I have following values in a postgresql table. How can I extract all the string before '(' wherever it is present
col1
BCR-ABL (translocation) | MLL-AF4 (translocation) | E2A-PBX1 (translocation) | TEL-AML1 (translocation) | c-MYC (rearrangement) | CRLF2 (rearrangement) | PAX5 (rearrangement)
EVC1 | EVC2
EBF3
TMCO1
The desired output is:
col1
BCR-ABL | MLL-AF4 | E2A-PBX1 | TEL-AML1 | c-MYC | CRLF2 | PAX5
EVC1 | EVC2
EBF3
TMCO1
I am using following regex to extract that, but it is only excluding the last (
^(.*) \(.*
CodePudding user response:
Try:
SELECT REGEXP_REPLACE(col1, '\s*\([^()]*\)', '', 'g') AS col2 FROM test
See an online fiddle and a regex demo.
\s*
- 0 (Greedy) whitespace characters;\([^()]*\)

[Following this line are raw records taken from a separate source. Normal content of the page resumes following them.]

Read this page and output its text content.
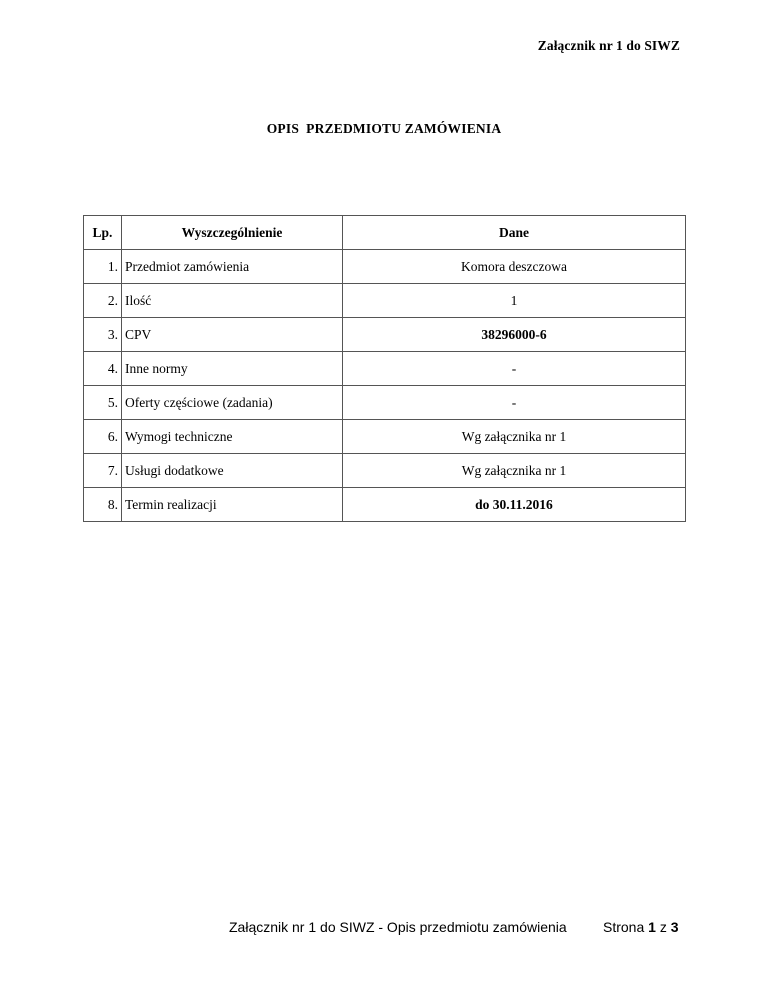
Załącznik nr 1 do SIWZ
OPIS  PRZEDMIOTU ZAMÓWIENIA
Lp.	Wyszczególnienie	Dane
1.	Przedmiot zamówienia	Komora deszczowa
2.	Ilość	1
3.	CPV	38296000-6
4.	Inne normy	-
5.	Oferty częściowe (zadania)	-
6.	Wymogi techniczne	Wg załącznika nr 1
7.	Usługi dodatkowe	Wg załącznika nr 1
8.	Termin realizacji	do 30.11.2016
Załącznik nr 1 do SIWZ - Opis przedmiotu zamówienia	Strona 1 z 3
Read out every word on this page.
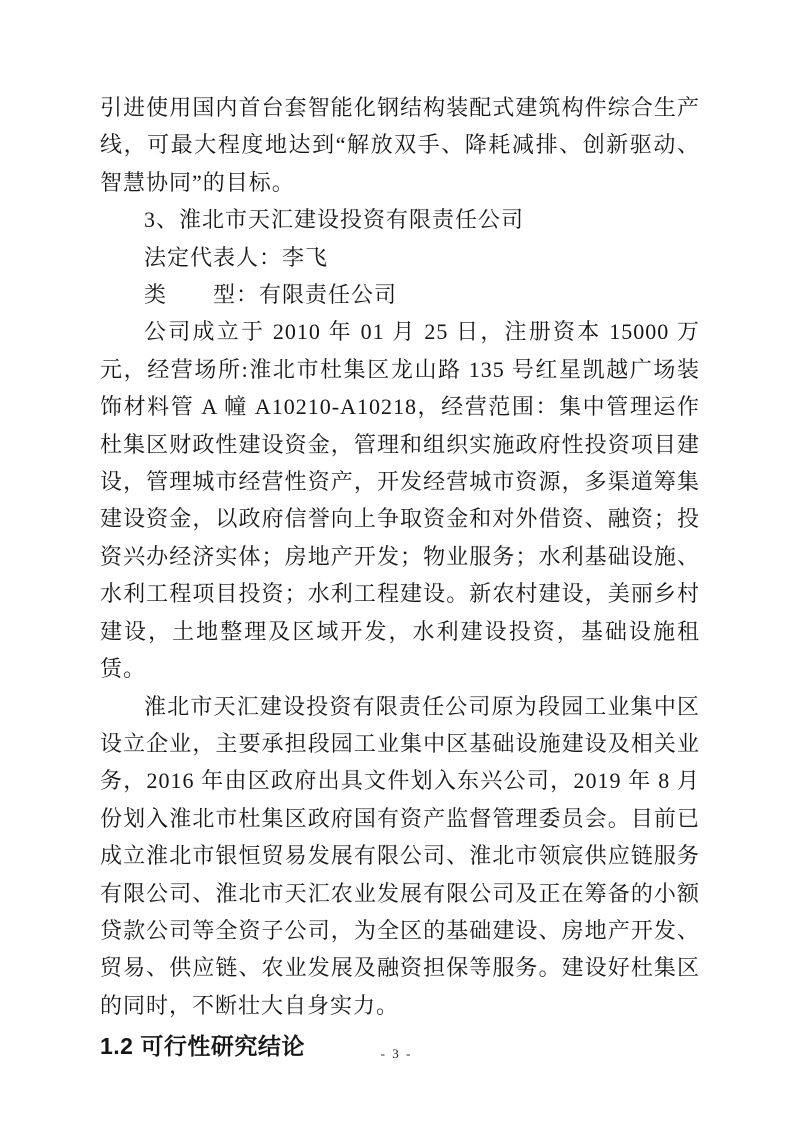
引进使用国内首台套智能化钢结构装配式建筑构件综合生产线，可最大程度地达到“解放双手、降耗减排、创新驱动、智慧协同”的目标。

3、淮北市天汇建设投资有限责任公司

法定代表人：李飞

类　　型：有限责任公司

公司成立于 2010 年 01 月 25 日，注册资本 15000 万元，经营场所:淮北市杜集区龙山路 135 号红星凯越广场装饰材料管 A 幢 A10210-A10218，经营范围：集中管理运作杜集区财政性建设资金，管理和组织实施政府性投资项目建设，管理城市经营性资产，开发经营城市资源，多渠道筹集建设资金，以政府信誉向上争取资金和对外借资、融资；投资兴办经济实体；房地产开发；物业服务；水利基础设施、水利工程项目投资；水利工程建设。新农村建设，美丽乡村建设，土地整理及区域开发，水利建设投资，基础设施租赁。

淮北市天汇建设投资有限责任公司原为段园工业集中区设立企业，主要承担段园工业集中区基础设施建设及相关业务，2016 年由区政府出具文件划入东兴公司，2019 年 8 月份划入淮北市杜集区政府国有资产监督管理委员会。目前已成立淮北市银恒贸易发展有限公司、淮北市领宸供应链服务有限公司、淮北市天汇农业发展有限公司及正在筹备的小额贷款公司等全资子公司，为全区的基础建设、房地产开发、贸易、供应链、农业发展及融资担保等服务。建设好杜集区的同时，不断壮大自身实力。

1.2 可行性研究结论	- 3 -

- 0 non-paranthesis between escaped literal opening- & closing paranthesis.
A possible "better" solution is to avoid potentially false positives if these paranthesis can also be in a value before the delimiters:
SELECT REGEXP_REPLACE(col1, '\s*\([^()]*\)(\s*\||$)', '\1', 'g') AS col2 FROM test
Here we use a backreference to whichever option was captured in the alternation. See an online fiddle and an online regex demo
\s*
- 0 (Greedy) whitespace characters;\([^()]*\)
- 0 non-paranthesis between escaped literal opening- & closing paranthesis;(\s*\||$)
- A 1st capture group to match 0 whitespace characters (to avoid having to trim a potential trailing space later) and a literal pipe-symbol or the end-line anchor.